During the silent era, a live pianist or orchestra often accompanied movies, playing music to drive the continuity of the scenes of the film. With Ludovic Bource’s soundtrack for The Artist, he has managed to create this continuity and combine it brilliantly with great orchestration. Whilst he has still maintained the feel of the period, we are reminded just how far things have evolved over the past ninety years.
The Artist, directed by Michel Hazanavicius, is a French comedy-drama set in Hollywood between 1927 and 1932. It tells the story of an actor with a plummeting career and a rising actress who is starting to blossom within the public eye during the period when the silent film begins to be replaced by the ‘talkies’. What follows is the typical Hollywood story – the rise, the fall and the romance.
From the grandeur opening of The Artist Ouverture, reminiscent of something from an opening to a major West End production, there is an instant observation that this score will tell the movie, with or without the images. Bource uses the perfect balance to create the melodramatic feel of Hollywood in the 1920’s, using original compositions combined with classics such as Jubilee Stomp (Duke Ellington), Imagination (Red Nichols and His Five Pennies) and Pennies from Heaven (Rose Murphy), the only song within the score.
The playful piano and marimba melodies accompanied by a walking bass line in George Valentin create an instant image of a charming, happy-go-lucky individual from that time. It enables us to create an impression of his character through the music rather than through his words. Much the same with Pretty Peppy, where the music allows us to envisage the beauty, grace and exuberance of this ‘woman in a carefree world’, regardless of whether we have seen her character visually or not.
Silent Rumble takes on a much more urgent nature to begin with, combining sweeping tremolo strings, sharp stabs of woodwind and ceremonious brass fanfares. The timbre of the instruments and the interpretation changes the mood of the scene instantaneously.
Bource’s music echoes the characters personalities throughout, and we are reminded of this constantly. For example, the use of the lively marimba melody in George Valentin makes a return later in the score, but in a much darker passage, representing the downward spiral that he has come to find himself confronting.
By the time we reach Ghosts from the Past, dissonant string and brass melodies alter the mood completely, and we are thrown into despair and tragedy.
For me personally, the most touching track is My Suicide (Dedicated To 03.29.1967) with its haunting melody, high strings and dissonant woodwind harmonies; it yet again changes the mood. It is in my opinion the most traditionally classical track from the score, and it could easily stand-alone as a piece of music for that reason.
The score for The Artist really does cover everything – it is majestic, humorous, lively, tense: the list goes on. It covers heavy emotional themes ranging from one extreme to the other, and it manages to do this whilst still maintaining the feel of the time and place in which it is set. The ability of Bource to orchestrate such a score clearly displays that he has worked hard to capture the essence of the period. It is a splendidly descriptive score, which enhances the emotions of the characters and the situations they find themselves in frame by frame. It would be interesting to see how The Artist would be perceived by an audience should it ever be made into a ‘talkie’.
It amazes me that Bource had no formal training in composition.
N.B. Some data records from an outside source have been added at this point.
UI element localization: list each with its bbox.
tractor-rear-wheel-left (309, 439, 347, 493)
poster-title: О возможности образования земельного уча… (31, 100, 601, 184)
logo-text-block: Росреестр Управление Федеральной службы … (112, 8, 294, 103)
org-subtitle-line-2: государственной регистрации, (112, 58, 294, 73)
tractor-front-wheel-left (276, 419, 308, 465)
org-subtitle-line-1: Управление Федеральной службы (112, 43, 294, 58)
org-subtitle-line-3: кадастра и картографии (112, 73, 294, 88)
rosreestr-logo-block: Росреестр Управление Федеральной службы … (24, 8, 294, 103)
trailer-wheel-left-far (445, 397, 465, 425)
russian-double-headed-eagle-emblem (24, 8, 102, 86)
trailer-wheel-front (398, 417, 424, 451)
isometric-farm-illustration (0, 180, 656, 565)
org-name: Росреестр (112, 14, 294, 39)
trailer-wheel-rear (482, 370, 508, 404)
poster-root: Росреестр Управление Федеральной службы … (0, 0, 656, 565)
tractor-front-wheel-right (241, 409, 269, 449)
He did study music as a child, but to have had no experience in orchestration and to be able to create a score such as this is unbelievable.
Maybe this is the start of the return of the silent film, and if it is, I look forward to what the many fantastic composers such as Bource have to offer.
Phil is a 27-year-old classically trained musician from Sheffield with qualifications in Popular Music, Classical Music and a BA (Hons) in Creative Music Technology and Sound Recording. He likes nothing better than locking himself in the studio and composing music of all genres.
Phil became interested in composing after learning how to play the Cello and Clarinet at a young age, and has never looked back since. His favourite composer is Danny Elfman, whose unconventional harmonies and rhythms in scores such as Edward Scissorhands still manage to bring a tear or two to his eye.